For mentioned typographic things, here is a test:

| TeXML:
|
| <TeXML>α<math>α</math>
| thin space: [ ]
| soft hyphens: []
| zero-width non-joiner: [‌] oops here ...
| break permitted here: [] ... and here
| </TeXML>
|
| TeX:
| \alpha $\alpha $
| thin space: [\hspace{0.167em}]
| soft hyphens: [\-]
| zero-width non-joiner: [‌] oops here ...
| break permitted here: [] ... and here

As we see, not all characters are mapped. If it is an issue, then it is
an issue for supporters of the unicode map of the MathML specification.
After they approve and fix a problem, the TeXML processor also will be
updated.

How fast is it (I'm not prepared to accept a further significant
drop down in speed)?

It is hard to said exactly, but I think it is fast. In any case,
it should be faster then processing of specials by xslt.

Okay; I asked because using it would mean to translate
XML--XML-->text instead of XML-->text-->filter-->text, where
"filter" is *very* fast. But faster than XSLT may be enough.

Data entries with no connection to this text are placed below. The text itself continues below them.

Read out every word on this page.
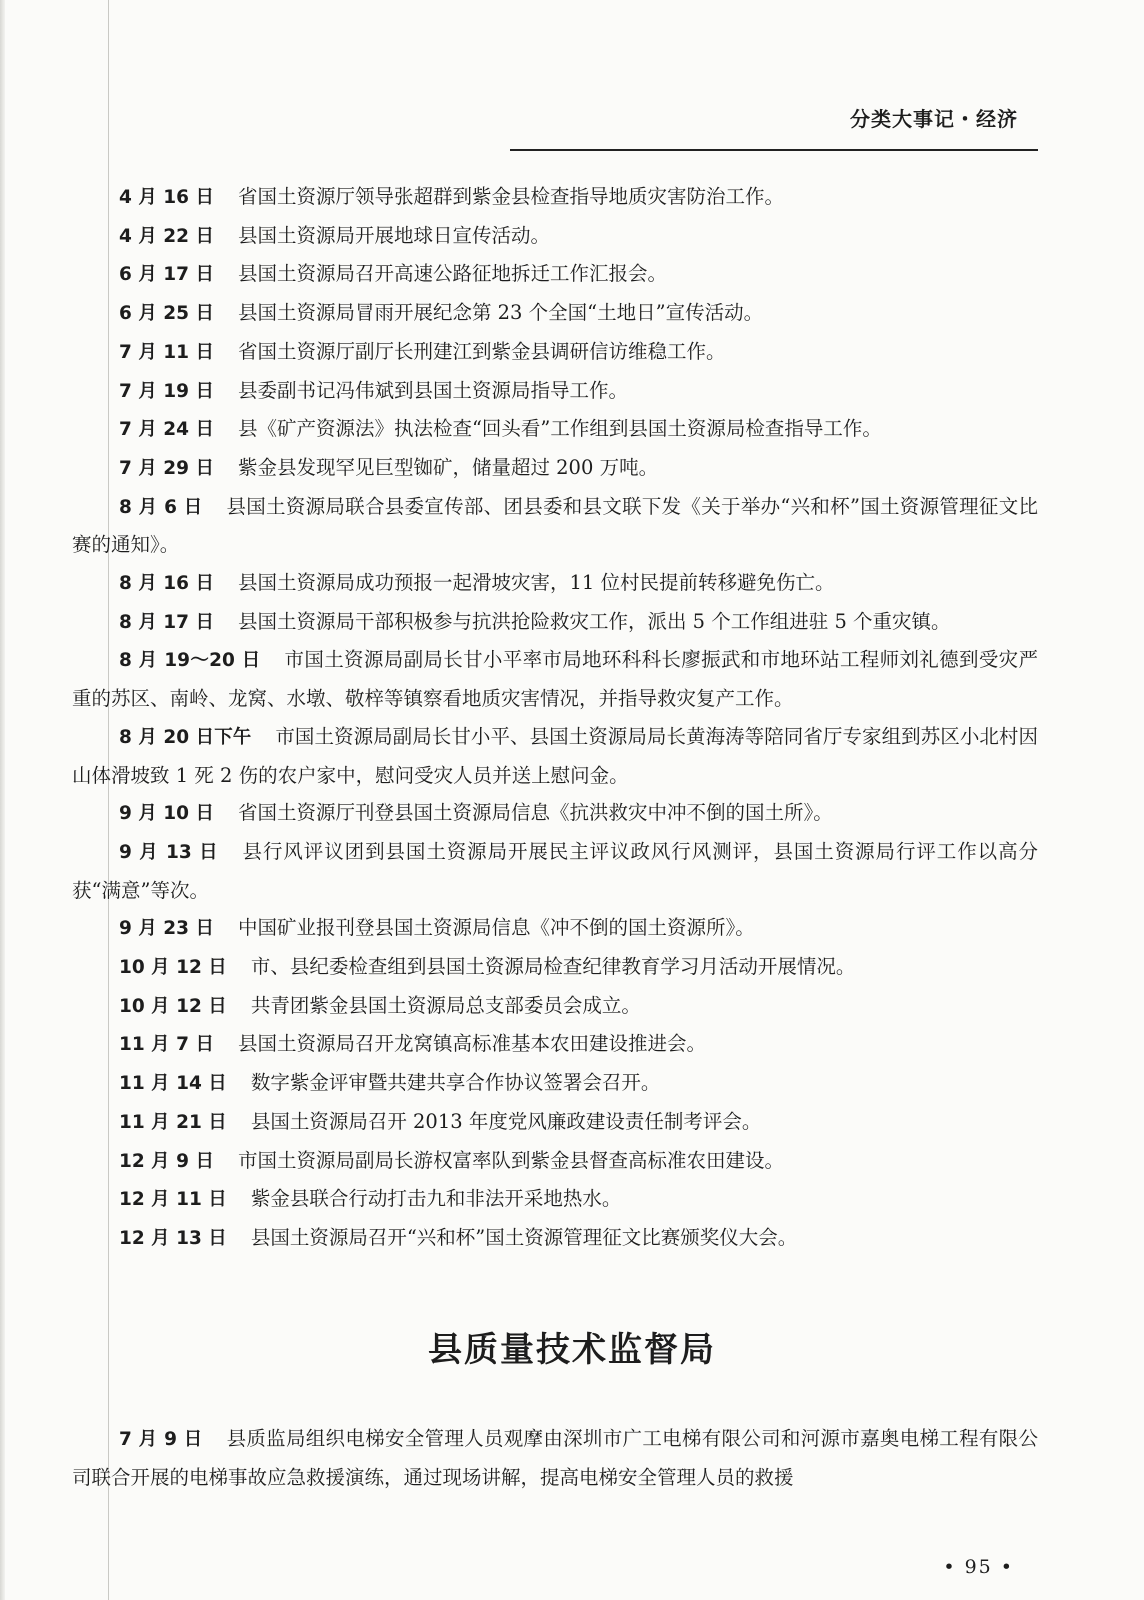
分类大事记・经济

4 月 16 日 省国土资源厅领导张超群到紫金县检查指导地质灾害防治工作。

4 月 22 日 县国土资源局开展地球日宣传活动。

6 月 17 日 县国土资源局召开高速公路征地拆迁工作汇报会。

6 月 25 日 县国土资源局冒雨开展纪念第 23 个全国“土地日”宣传活动。

7 月 11 日 省国土资源厅副厅长刑建江到紫金县调研信访维稳工作。

7 月 19 日 县委副书记冯伟斌到县国土资源局指导工作。

7 月 24 日 县《矿产资源法》执法检查“回头看”工作组到县国土资源局检查指导工作。

7 月 29 日 紫金县发现罕见巨型铷矿，储量超过 200 万吨。

8 月 6 日 县国土资源局联合县委宣传部、团县委和县文联下发《关于举办“兴和杯”国土资源管理征文比赛的通知》。

8 月 16 日 县国土资源局成功预报一起滑坡灾害，11 位村民提前转移避免伤亡。

8 月 17 日 县国土资源局干部积极参与抗洪抢险救灾工作，派出 5 个工作组进驻 5 个重灾镇。

8 月 19～20 日 市国土资源局副局长甘小平率市局地环科科长廖振武和市地环站工程师刘礼德到受灾严重的苏区、南岭、龙窝、水墩、敬梓等镇察看地质灾害情况，并指导救灾复产工作。

8 月 20 日下午 市国土资源局副局长甘小平、县国土资源局局长黄海涛等陪同省厅专家组到苏区小北村因山体滑坡致 1 死 2 伤的农户家中，慰问受灾人员并送上慰问金。

9 月 10 日 省国土资源厅刊登县国土资源局信息《抗洪救灾中冲不倒的国土所》。

9 月 13 日 县行风评议团到县国土资源局开展民主评议政风行风测评，县国土资源局行评工作以高分获“满意”等次。

9 月 23 日 中国矿业报刊登县国土资源局信息《冲不倒的国土资源所》。

10 月 12 日 市、县纪委检查组到县国土资源局检查纪律教育学习月活动开展情况。

10 月 12 日 共青团紫金县国土资源局总支部委员会成立。

11 月 7 日 县国土资源局召开龙窝镇高标准基本农田建设推进会。

11 月 14 日 数字紫金评审暨共建共享合作协议签署会召开。

11 月 21 日 县国土资源局召开 2013 年度党风廉政建设责任制考评会。

12 月 9 日 市国土资源局副局长游权富率队到紫金县督查高标准农田建设。

12 月 11 日 紫金县联合行动打击九和非法开采地热水。

12 月 13 日 县国土资源局召开“兴和杯”国土资源管理征文比赛颁奖仪大会。

县质量技术监督局

7 月 9 日 县质监局组织电梯安全管理人员观摩由深圳市广工电梯有限公司和河源市嘉奥电梯工程有限公司联合开展的电梯事故应急救援演练，通过现场讲解，提高电梯安全管理人员的救援

• 95 •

How are different \usepackage[???]{inputenc}'s dealt with?

The processor does not know about \usepackage, it only translates
characters. It is a task of an xslt to insert \usepackage command into
the output, if required.

So I always have to include things like wasy, pifont, textcomp etc?
Wouldn't be a problem, I just need a complete list.

Maybe I don't understand the question well, so repeat the qeustion if I
give no answer. The TeXML processor does not add anything. So (imagine),
if the processor generates "\alpha", and usage of "\alpha" in TeX document
requires package "greekfont", you will probably get an error from LaTeX.
I have no good solution yet.